3. AOF also has three trigger mechanisms
(1) Each change synchronization always: Synchronous persistence Every data change is recorded immediately. Poor disk performance but good data integrity
(2) Synchronization per second Everysec: asynchronous operation, record every second if the downtime within a second, there is data loss
(3) Different No: never synchronized
4, strengths,
(1) AOF can better protect against data loss. Generally, AOF will execute fsync operation every second through a background thread, and lose data for at most one second. (2) AOF log files do not have any disk addressing overhead, write performance is very high, the file is not easy to damage.
(3) Even if the AOF log file is too large, the background rewrite operation will not affect the client’s reading and writing.
(4) Commands for AOF log files are recorded in a very readable manner, which is ideal for emergency recovery in the event of catastrophic deletions.

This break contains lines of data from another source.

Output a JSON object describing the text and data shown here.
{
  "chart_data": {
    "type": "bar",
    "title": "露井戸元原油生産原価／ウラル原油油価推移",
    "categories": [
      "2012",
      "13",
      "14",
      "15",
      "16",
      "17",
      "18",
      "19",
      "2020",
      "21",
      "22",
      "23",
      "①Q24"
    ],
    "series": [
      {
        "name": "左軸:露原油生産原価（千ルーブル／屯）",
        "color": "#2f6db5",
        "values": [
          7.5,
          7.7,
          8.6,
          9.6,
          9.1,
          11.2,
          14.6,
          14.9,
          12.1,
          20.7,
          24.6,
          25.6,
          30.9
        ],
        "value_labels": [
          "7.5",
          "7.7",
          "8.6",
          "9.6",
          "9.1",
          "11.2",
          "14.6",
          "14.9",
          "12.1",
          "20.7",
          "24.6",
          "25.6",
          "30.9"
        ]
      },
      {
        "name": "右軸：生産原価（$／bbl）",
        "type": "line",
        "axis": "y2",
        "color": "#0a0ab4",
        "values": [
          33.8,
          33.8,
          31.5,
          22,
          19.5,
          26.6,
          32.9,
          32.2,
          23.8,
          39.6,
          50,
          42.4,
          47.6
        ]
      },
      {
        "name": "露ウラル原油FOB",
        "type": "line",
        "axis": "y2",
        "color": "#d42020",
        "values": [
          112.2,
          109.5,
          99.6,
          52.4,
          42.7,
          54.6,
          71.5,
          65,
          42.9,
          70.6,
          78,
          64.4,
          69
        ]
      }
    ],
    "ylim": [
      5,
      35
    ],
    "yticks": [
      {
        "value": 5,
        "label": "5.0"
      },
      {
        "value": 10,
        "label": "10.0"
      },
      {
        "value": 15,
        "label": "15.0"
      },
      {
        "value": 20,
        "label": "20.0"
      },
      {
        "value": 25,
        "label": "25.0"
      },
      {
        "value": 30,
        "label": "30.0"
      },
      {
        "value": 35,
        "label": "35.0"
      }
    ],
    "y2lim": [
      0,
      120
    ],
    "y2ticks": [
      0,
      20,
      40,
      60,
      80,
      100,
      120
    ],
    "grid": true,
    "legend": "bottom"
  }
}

Flushhall flushes all data in the flushhall file. Rewrite in the background has not yet happened. Flushhall deletes the last item in the AOF file and then flushes the AOF file back
5 and disadvantages
(1) AOF log files are usually larger than RDB data snapshot files for the same data
(2) When AOF is enabled, the write QPS supported by RDB is lower than that supported by RDB, because AOF is usually configured to fsync log files once per second. Of course, once per second is still very high performance
(3) There was a bug in AOF before, that is, the same data was not recovered when the logs recorded by AOF were recovered.
4. How to choose RDB and AOF
If you choose, the two are better together. Because you get the two persistence mechanisms, you’re left with your own requirements, and you don’t have to choose between them, but they’re usually used in combination. Here’s a picture to summarize:
After comparing these features, the only thing left to look at is yourself.